During the third phase of withdrawaling from Paxil, the dose drops once again. For the next two weeks, I’ll bounce between 10mg one day and 20mg the next.
I’m not overly worried about negative side effects from withdrawaling because the Fisher Wallace Stimulator triggers my brain to produce the same neurotransmitters the Paxil has been. Rather than experience a crash in brain chemistry, the levels are stable and therefore there isn’t any of the misery I went through during the first phase, before I had the stimulator.
I’ve been feeling pretty good and I’m so grateful for that. As I’m coming off the meds, I’ve noticed my weight bouncing around but as I move forward, I’ll get back on track.
Phase four will begin in fourteen days. That will have me taking 10mg/day for two weeks and that will be it. I will be free of the Paxil and my next mission is to come off of the Wellbutrin.
Let me be very clear about this. I’m not anti-medication at all. When taken properly and for the right reasons, medication can be an absolute lifesaver for people with depression. My goal is not to be off medication because I’m against it. I’ve been on meds for about five years now and I’ve never been able to shake the side effects, especially the weight gain.

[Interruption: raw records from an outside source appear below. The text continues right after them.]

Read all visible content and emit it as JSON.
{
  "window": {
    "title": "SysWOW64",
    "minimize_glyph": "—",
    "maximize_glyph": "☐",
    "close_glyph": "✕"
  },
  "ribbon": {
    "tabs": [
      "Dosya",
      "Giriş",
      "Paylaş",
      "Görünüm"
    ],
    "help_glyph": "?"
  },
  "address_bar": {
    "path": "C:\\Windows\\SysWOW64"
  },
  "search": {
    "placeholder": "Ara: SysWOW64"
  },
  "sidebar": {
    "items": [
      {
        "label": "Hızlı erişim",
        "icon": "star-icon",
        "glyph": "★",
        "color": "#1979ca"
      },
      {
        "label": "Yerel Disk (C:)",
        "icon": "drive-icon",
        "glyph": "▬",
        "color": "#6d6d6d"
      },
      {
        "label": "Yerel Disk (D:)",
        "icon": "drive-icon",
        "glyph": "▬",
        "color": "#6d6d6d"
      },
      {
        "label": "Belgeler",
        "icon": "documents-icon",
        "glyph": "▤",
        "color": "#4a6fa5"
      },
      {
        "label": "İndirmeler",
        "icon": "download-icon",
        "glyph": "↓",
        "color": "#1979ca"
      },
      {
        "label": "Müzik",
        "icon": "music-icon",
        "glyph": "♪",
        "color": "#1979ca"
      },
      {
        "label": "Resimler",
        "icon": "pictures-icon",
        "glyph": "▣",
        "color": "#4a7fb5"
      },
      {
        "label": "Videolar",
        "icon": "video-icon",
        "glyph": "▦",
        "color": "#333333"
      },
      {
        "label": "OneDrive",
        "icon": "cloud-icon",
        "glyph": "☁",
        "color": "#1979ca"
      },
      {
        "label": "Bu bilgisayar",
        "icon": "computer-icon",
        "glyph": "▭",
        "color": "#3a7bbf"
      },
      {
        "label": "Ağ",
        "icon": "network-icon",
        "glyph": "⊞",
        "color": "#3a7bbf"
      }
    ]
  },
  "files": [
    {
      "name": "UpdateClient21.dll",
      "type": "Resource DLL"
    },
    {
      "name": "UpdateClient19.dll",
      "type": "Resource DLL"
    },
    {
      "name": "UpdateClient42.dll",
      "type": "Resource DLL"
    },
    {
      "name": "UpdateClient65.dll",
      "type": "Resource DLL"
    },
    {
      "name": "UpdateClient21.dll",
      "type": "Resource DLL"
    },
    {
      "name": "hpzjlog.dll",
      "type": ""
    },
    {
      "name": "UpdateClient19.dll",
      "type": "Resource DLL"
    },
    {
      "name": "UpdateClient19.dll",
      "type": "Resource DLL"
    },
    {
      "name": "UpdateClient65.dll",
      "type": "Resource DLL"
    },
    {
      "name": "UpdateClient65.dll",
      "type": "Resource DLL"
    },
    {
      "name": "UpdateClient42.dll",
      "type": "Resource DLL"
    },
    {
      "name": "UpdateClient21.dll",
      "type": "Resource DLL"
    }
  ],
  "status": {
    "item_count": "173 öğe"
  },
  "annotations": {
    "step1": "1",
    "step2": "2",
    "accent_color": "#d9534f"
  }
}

After talking with my wife, therapist and my doctor, we decided that I would come off the meds slowly. The goal is to maintain without the use of medications.
The plan is to continue therapy as needed, use the stimulator each day, exercise and write more often. The anti-depressants make it so hard for me to write and writing is extremely important to me. It’s therapeutic for me and it’s also how I provide for my family. It’s how I have found I can help others, after retiring from emergency medicine.
Never, never, never take yourself off of your anti-depressants without medical supervision. It can be very dangerous and cause long term side effects. If you feel you need to come off your medication, more power to you. Speak with your doctor, formulate a plan and follow through with it. ☺
I’m happy to answer any question you may have about this process.